Comment #0 by thomas.bockman — 2016-01-20T19:37:13Z
This issue doesn't currently have much in the way of visible symptoms, but it will as VRP gets smarter in other ways: https://github.com/D-Programming-Language/dmd/pull/5229 Fixing this was been pre-approved by Walter Bright on the forums (although there are other aspects of the above PR which are still under review): http://forum.dlang.org/post/[email protected]
Comment #1 by hsteoh — 2016-01-20T20:29:56Z
Actually, it *does* already cause a very visible, nasty problem: https://issues.dlang.org/show_bug.cgi?id=15586 Basically, by assuming that dchar can never have invalid values (no matter where the dchar came from), the compiler has basically turned all code containing `cast(dchar)` into undefined behaviour, because it will optimize out all character range checks (under its wrong assumption, none of the checks can ever fail, since dchar can't possibly have invalid values). This means string-vetting functions are basically turned to no-ops, and code that's supposed to throw exceptions or assert errors upon invalid dchar values will instead continue running wildly forward. This could mean that a function that's supposed to return something may actually return nothing, and the caller will get a garbage value instead (from whatever detritus is left in the return register when it was last modified). These problems are already showing up, even in non-release mode. I'm raising the severity of this bug.
Comment #2 by andrei — 2016-10-12T15:50:50Z
Thomas, do you have a code sample that illustrates the problem?

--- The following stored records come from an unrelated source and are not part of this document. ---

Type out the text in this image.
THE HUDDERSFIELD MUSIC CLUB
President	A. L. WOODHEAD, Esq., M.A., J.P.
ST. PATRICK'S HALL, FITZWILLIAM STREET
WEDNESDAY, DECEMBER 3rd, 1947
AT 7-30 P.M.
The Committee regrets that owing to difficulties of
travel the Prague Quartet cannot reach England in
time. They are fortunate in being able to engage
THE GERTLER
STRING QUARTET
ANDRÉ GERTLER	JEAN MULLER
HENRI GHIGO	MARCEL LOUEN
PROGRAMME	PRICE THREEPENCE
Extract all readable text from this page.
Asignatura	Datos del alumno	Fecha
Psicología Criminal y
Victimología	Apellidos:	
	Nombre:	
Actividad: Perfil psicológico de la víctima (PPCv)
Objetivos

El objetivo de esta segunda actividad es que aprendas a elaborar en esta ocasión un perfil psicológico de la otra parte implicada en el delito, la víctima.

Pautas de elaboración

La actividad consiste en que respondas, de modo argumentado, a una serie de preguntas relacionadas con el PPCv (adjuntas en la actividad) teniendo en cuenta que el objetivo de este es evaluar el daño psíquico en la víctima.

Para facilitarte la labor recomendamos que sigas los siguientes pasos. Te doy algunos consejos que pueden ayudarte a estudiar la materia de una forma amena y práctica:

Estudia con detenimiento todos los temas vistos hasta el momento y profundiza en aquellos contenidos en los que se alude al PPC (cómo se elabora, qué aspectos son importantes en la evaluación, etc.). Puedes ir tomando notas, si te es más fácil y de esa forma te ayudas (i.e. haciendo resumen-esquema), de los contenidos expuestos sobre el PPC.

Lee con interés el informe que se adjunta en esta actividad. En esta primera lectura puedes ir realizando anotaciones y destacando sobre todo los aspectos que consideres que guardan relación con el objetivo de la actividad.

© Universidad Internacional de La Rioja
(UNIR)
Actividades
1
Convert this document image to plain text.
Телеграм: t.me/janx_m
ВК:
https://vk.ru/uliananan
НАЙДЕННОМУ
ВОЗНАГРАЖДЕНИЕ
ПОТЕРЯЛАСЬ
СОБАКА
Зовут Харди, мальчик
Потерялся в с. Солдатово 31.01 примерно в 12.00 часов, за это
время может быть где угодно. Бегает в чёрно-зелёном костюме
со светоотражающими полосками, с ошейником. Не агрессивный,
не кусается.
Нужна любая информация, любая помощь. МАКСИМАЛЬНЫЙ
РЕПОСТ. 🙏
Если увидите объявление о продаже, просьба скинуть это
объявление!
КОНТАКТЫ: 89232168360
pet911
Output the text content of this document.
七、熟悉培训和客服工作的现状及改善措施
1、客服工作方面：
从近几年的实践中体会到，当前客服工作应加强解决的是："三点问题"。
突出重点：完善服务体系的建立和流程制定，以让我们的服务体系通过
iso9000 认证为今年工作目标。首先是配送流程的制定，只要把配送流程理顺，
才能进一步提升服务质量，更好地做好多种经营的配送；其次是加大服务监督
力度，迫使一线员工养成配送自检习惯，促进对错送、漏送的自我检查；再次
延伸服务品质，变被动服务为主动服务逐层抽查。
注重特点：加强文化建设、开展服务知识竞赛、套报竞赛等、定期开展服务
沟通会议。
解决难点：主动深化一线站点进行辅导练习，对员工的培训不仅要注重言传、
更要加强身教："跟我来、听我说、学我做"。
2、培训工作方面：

Comment #3 by thomas.bockman — 2016-10-12T16:46:00Z
(In reply to Andrei Alexandrescu from comment #2) > Thomas, do you have a code sample that illustrates the problem? Sorry; I linked you to this issue by accident. Issue 14835 is the blocker that I mentioned. That said... bool isValidDChar(dchar cp) { if (cp > dchar.max) return false; else return true; } The compiler automatically assumes that (cp <= dchar.max), always. So, *IF* VRP propagated to comparisons, this function would be "optimized" to always return true - which it should not, because it's quite easy to generate dchar values that are greater than dchar.max, even in valid code. However, VRP isn't currently used for compile-time evaluation of comparisons, so there is (to my knowledge) no way to trigger this issue without my VRP upgrade PR ( https://github.com/dlang/dmd/pull/5229 ). It's a non-issue; the latest version of that PR already includes the fix for this, so no-one but me should ever be bothered by it, I hope.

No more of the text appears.